I carabinieri di Legnano hanno fermato, su richiesta della Procura di Busto Arsizio, sei persone, fra cui la compagna, con l’accusa di omicidio in concorso aggravato dalla premeditazione dopo che, anche grazie alle confessioni, è stata ritrovata la vettura dell’investimento.
L’auto nera che viaggiava al confine fra Parabiago e Casorezzo proprio mentre in direzione contraria con la sua mountain bike arrivava Ravasio, conosciuto in paese anche per la sua passione per il ciclismo e il tennis, si è spostata sulla sua carreggiata e lo ha colpito frontalmente. Un urto fortissimo per cui è caduto violentemente a terra. E’ stato portato in ospedale ma è morto poche ore dopo. Anche la macchina, hanno spiegato alcuni testimoni, ha sbattuto contro il guard rail danneggiando la carrozzerie e le luci.

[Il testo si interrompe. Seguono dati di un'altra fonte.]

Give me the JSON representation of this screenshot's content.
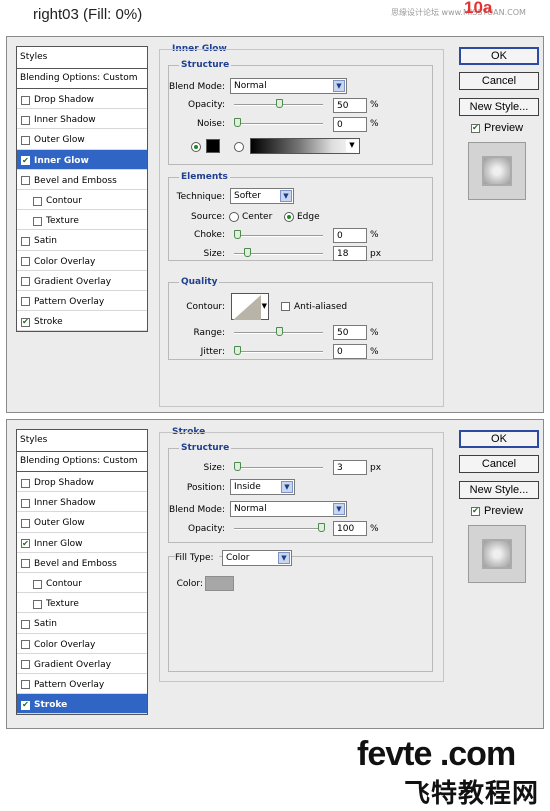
{
  "header": {
    "title": "right03   (Fill: 0%)",
    "watermark": "思缘设计论坛 www.MISSYUAN.COM",
    "number": "10a"
  },
  "colors": {
    "accent": "#3165c5",
    "group_title": "#1f3f8f",
    "check": "#1e6b1e"
  },
  "dialog1": {
    "styles_header": "Styles",
    "blending_options": "Blending Options: Custom",
    "items": [
      {
        "label": "Drop Shadow",
        "checked": false,
        "selected": false
      },
      {
        "label": "Inner Shadow",
        "checked": false,
        "selected": false
      },
      {
        "label": "Outer Glow",
        "checked": false,
        "selected": false
      },
      {
        "label": "Inner Glow",
        "checked": true,
        "selected": true
      },
      {
        "label": "Bevel and Emboss",
        "checked": false,
        "selected": false
      },
      {
        "label": "Contour",
        "checked": false,
        "selected": false,
        "sub": true
      },
      {
        "label": "Texture",
        "checked": false,
        "selected": false,
        "sub": true
      },
      {
        "label": "Satin",
        "checked": false,
        "selected": false
      },
      {
        "label": "Color Overlay",
        "checked": false,
        "selected": false
      },
      {
        "label": "Gradient Overlay",
        "checked": false,
        "selected": false
      },
      {
        "label": "Pattern Overlay",
        "checked": false,
        "selected": false
      },
      {
        "label": "Stroke",
        "checked": true,
        "selected": false
      }
    ],
    "section_title": "Inner Glow",
    "structure": {
      "title": "Structure",
      "blend_mode_label": "Blend Mode:",
      "blend_mode_value": "Normal",
      "opacity_label": "Opacity:",
      "opacity_value": "50",
      "noise_label": "Noise:",
      "noise_value": "0",
      "percent": "%",
      "color_swatch": "#000000"
    },
    "elements": {
      "title": "Elements",
      "technique_label": "Technique:",
      "technique_value": "Softer",
      "source_label": "Source:",
      "source_center": "Center",
      "source_edge": "Edge",
      "choke_label": "Choke:",
      "choke_value": "0",
      "size_label": "Size:",
      "size_value": "18",
      "px": "px",
      "percent": "%"
    },
    "quality": {
      "title": "Quality",
      "contour_label": "Contour:",
      "anti_aliased": "Anti-aliased",
      "range_label": "Range:",
      "range_value": "50",
      "jitter_label": "Jitter:",
      "jitter_value": "0",
      "percent": "%"
    },
    "buttons": {
      "ok": "OK",
      "cancel": "Cancel",
      "new_style": "New Style...",
      "preview": "Preview"
    }
  },
  "dialog2": {
    "styles_header": "Styles",
    "blending_options": "Blending Options: Custom",
    "items": [
      {
        "label": "Drop Shadow",
        "checked": false,
        "selected": false
      },
      {
        "label": "Inner Shadow",
        "checked": false,
        "selected": false
      },
      {
        "label": "Outer Glow",
        "checked": false,
        "selected": false
      },
      {
        "label": "Inner Glow",
        "checked": true,
        "selected": false
      },
      {
        "label": "Bevel and Emboss",
        "checked": false,
        "selected": false
      },
      {
        "label": "Contour",
        "checked": false,
        "selected": false,
        "sub": true
      },
      {
        "label": "Texture",
        "checked": false,
        "selected": false,
        "sub": true
      },
      {
        "label": "Satin",
        "checked": false,
        "selected": false
      },
      {
        "label": "Color Overlay",
        "checked": false,
        "selected": false
      },
      {
        "label": "Gradient Overlay",
        "checked": false,
        "selected": false
      },
      {
        "label": "Pattern Overlay",
        "checked": false,
        "selected": false
      },
      {
        "label": "Stroke",
        "checked": true,
        "selected": true
      }
    ],
    "section_title": "Stroke",
    "structure": {
      "title": "Structure",
      "size_label": "Size:",
      "size_value": "3",
      "px": "px",
      "position_label": "Position:",
      "position_value": "Inside",
      "blend_mode_label": "Blend Mode:",
      "blend_mode_value": "Normal",
      "opacity_label": "Opacity:",
      "opacity_value": "100",
      "percent": "%"
    },
    "fill": {
      "fill_type_label": "Fill Type:",
      "fill_type_value": "Color",
      "color_label": "Color:",
      "color_swatch": "#a7a7a7"
    },
    "buttons": {
      "ok": "OK",
      "cancel": "Cancel",
      "new_style": "New Style...",
      "preview": "Preview"
    }
  },
  "footer": {
    "brand": "fevte .com",
    "cn": "飞特教程网"
  }
}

Dalle immagini, i carabinieri hanno accertato che la targa della macchina con cui l’uomo è stato investito era stata contraffatta. Hanno così controllato le targhe associabili all’auto nera e hanno scoperto che era intestata a una persona che conosceva Ravasio.

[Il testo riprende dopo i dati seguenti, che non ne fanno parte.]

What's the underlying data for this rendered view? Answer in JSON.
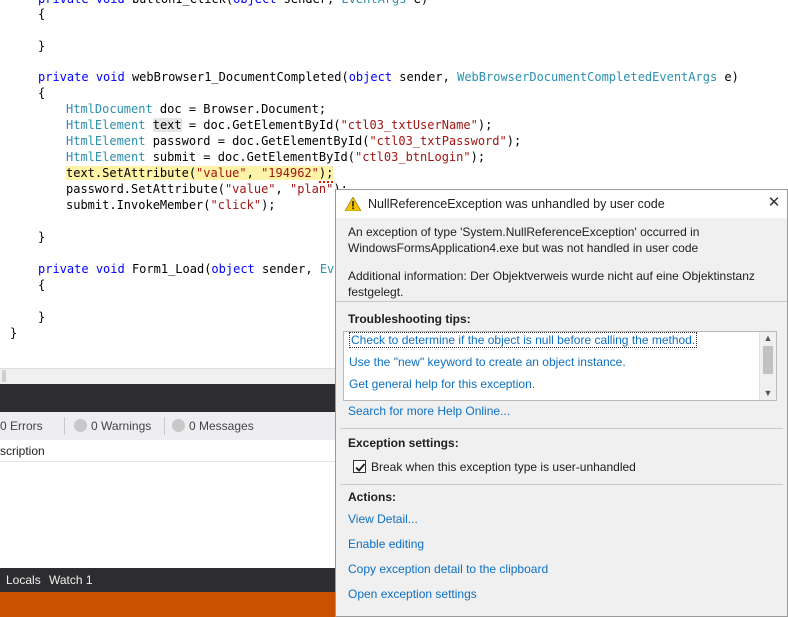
{
  "code": {
    "l1": "private void button1_Click(object sender, EventArgs e)",
    "l2": "{",
    "l3": "}",
    "m_private": "private",
    "m_void": "void",
    "m_name": "webBrowser1_DocumentCompleted(",
    "m_object": "object",
    "m_sender": " sender, ",
    "m_type": "WebBrowserDocumentCompletedEventArgs",
    "m_tail": " e)",
    "open": "{",
    "htmldoc_type": "HtmlDocument",
    "htmldoc_rest": " doc = Browser.Document;",
    "el_type": "HtmlElement",
    "text_var": "text",
    "text_rest_a": " = doc.GetElementById(",
    "text_str": "\"ctl03_txtUserName\"",
    "rest_close": ");",
    "pass_rest_a": " password = doc.GetElementById(",
    "pass_str": "\"ctl03_txtPassword\"",
    "submit_rest_a": " submit = doc.GetElementById(",
    "submit_str": "\"ctl03_btnLogin\"",
    "set1_a": "text.SetAttribute(",
    "set1_s1": "\"value\"",
    "set1_comma": ", ",
    "set1_s2": "\"194962\"",
    "set1_end": ");",
    "set2_a": "password.SetAttribute(",
    "set2_s1": "\"value\"",
    "set2_comma": ", ",
    "set2_s2": "\"plan\"",
    "set2_end": ");",
    "invoke_a": "submit.InvokeMember(",
    "invoke_s": "\"click\"",
    "invoke_end": ");",
    "close": "}",
    "f_private": "private",
    "f_void": "void",
    "f_name": " Form1_Load(",
    "f_object": "object",
    "f_sender": " sender, ",
    "f_type": "Even",
    "f_open": "{",
    "f_close": "}",
    "class_close": "}"
  },
  "error_list": {
    "errors": "0 Errors",
    "warnings": "0 Warnings",
    "messages": "0 Messages",
    "column_header": "scription"
  },
  "bottom_tabs": [
    "Locals",
    "Watch 1"
  ],
  "popup": {
    "title": "NullReferenceException was unhandled by user code",
    "message_line1": "An exception of type 'System.NullReferenceException' occurred in",
    "message_line2": "WindowsFormsApplication4.exe but was not handled in user code",
    "additional_line1": "Additional information: Der Objektverweis wurde nicht auf eine Objektinstanz",
    "additional_line2": "festgelegt.",
    "tips_title": "Troubleshooting tips:",
    "tips": [
      "Check to determine if the object is null before calling the method.",
      "Use the \"new\" keyword to create an object instance.",
      "Get general help for this exception."
    ],
    "search_link": "Search for more Help Online...",
    "settings_title": "Exception settings:",
    "checkbox_label": "Break when this exception type is user-unhandled",
    "checkbox_checked": true,
    "actions_title": "Actions:",
    "actions": [
      "View Detail...",
      "Enable editing",
      "Copy exception detail to the clipboard",
      "Open exception settings"
    ]
  },
  "colors": {
    "keyword": "#0000ff",
    "type": "#2b91af",
    "string": "#a31515",
    "link": "#0e70c0",
    "statusbar": "#ca5100",
    "highlight": "#fff3a8"
  }
}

Da qui sono partite le indagini sulla sua rete di conoscenze dell’uomo e il pubblico ministero, che ha coordinato i carabinieri della compagnia di Legnano, ha trovato “elementi rilevanti” per dimostrare che la morte del cinquantaduenne non era dovuta a un incidente stradale ma a un investimento fatto di proposito dal conducente dell’auto. Insomma che si è trattato di una ‘esecuzione’ vera e propria.

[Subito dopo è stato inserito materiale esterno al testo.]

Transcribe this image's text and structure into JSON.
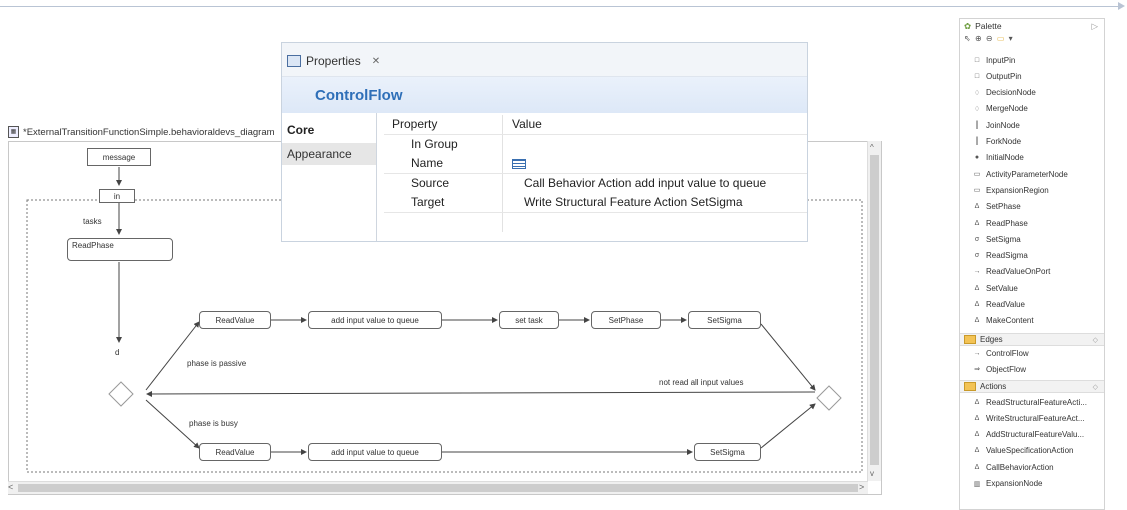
{
  "editor": {
    "tab_title": "*ExternalTransitionFunctionSimple.behavioraldevs_diagram"
  },
  "diagram": {
    "nodes": {
      "message": "message",
      "in": "in",
      "tasks": "tasks",
      "readphase": "ReadPhase",
      "d": "d",
      "readvalue_top": "ReadValue",
      "add_input_top": "add input value to queue",
      "set_task": "set task",
      "setphase": "SetPhase",
      "setsigma_top": "SetSigma",
      "readvalue_bottom": "ReadValue",
      "add_input_bottom": "add input value to queue",
      "setsigma_bottom": "SetSigma"
    },
    "guards": {
      "passive": "phase is passive",
      "busy": "phase is busy",
      "not_read_all": "not read all input values"
    }
  },
  "properties": {
    "tab_label": "Properties",
    "tab_close": "✕",
    "title": "ControlFlow",
    "sections": [
      "Core",
      "Appearance"
    ],
    "header": {
      "property": "Property",
      "value": "Value"
    },
    "rows": [
      {
        "property": "In Group",
        "value": ""
      },
      {
        "property": "Name",
        "value": ""
      },
      {
        "property": "Source",
        "value": "Call Behavior Action add input value to queue"
      },
      {
        "property": "Target",
        "value": "Write Structural Feature Action SetSigma"
      }
    ]
  },
  "palette": {
    "title": "Palette",
    "nodes": [
      {
        "label": "InputPin",
        "icon": "□"
      },
      {
        "label": "OutputPin",
        "icon": "□"
      },
      {
        "label": "DecisionNode",
        "icon": "♢"
      },
      {
        "label": "MergeNode",
        "icon": "♢"
      },
      {
        "label": "JoinNode",
        "icon": "║"
      },
      {
        "label": "ForkNode",
        "icon": "║"
      },
      {
        "label": "InitialNode",
        "icon": "●"
      },
      {
        "label": "ActivityParameterNode",
        "icon": "▭"
      },
      {
        "label": "ExpansionRegion",
        "icon": "▭"
      },
      {
        "label": "SetPhase",
        "icon": "Δ"
      },
      {
        "label": "ReadPhase",
        "icon": "Δ"
      },
      {
        "label": "SetSigma",
        "icon": "σ"
      },
      {
        "label": "ReadSigma",
        "icon": "σ"
      },
      {
        "label": "ReadValueOnPort",
        "icon": "→"
      },
      {
        "label": "SetValue",
        "icon": "Δ"
      },
      {
        "label": "ReadValue",
        "icon": "Δ"
      },
      {
        "label": "MakeContent",
        "icon": "Δ"
      }
    ],
    "edges_drawer": "Edges",
    "edges": [
      {
        "label": "ControlFlow",
        "icon": "→"
      },
      {
        "label": "ObjectFlow",
        "icon": "⇒"
      }
    ],
    "actions_drawer": "Actions",
    "actions": [
      {
        "label": "ReadStructuralFeatureActi...",
        "icon": "Δ"
      },
      {
        "label": "WriteStructuralFeatureAct...",
        "icon": "Δ"
      },
      {
        "label": "AddStructuralFeatureValu...",
        "icon": "Δ"
      },
      {
        "label": "ValueSpecificationAction",
        "icon": "Δ"
      },
      {
        "label": "CallBehaviorAction",
        "icon": "Δ"
      },
      {
        "label": "ExpansionNode",
        "icon": "▥"
      }
    ]
  }
}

Alcune persone definite “di rilievo investigativo” sono state chiamate in Procura a Busto Arsizio e ieri sera hanno confessato spiegando il piano. Una “ampia confessione” su come il piano, messo in piedi con una “finalità patrimoniale”, ovvero per ereditare, è stato prima ideato, poi organizzato e infine realizzato. Hanno raccontato con precisione le loro responsabilità e quella degli altri, indicando il ruolo che ha avuto ciascuno e anche appunto la “finalità patrimoniale” e hanno indicato dove trovare l’auto che era nascosta nel garage di uno di loro.
I sei fermati sono stati portati in carcere a Busto Arsizio dove ora sono a disposizione dell’autorità giudiziaria.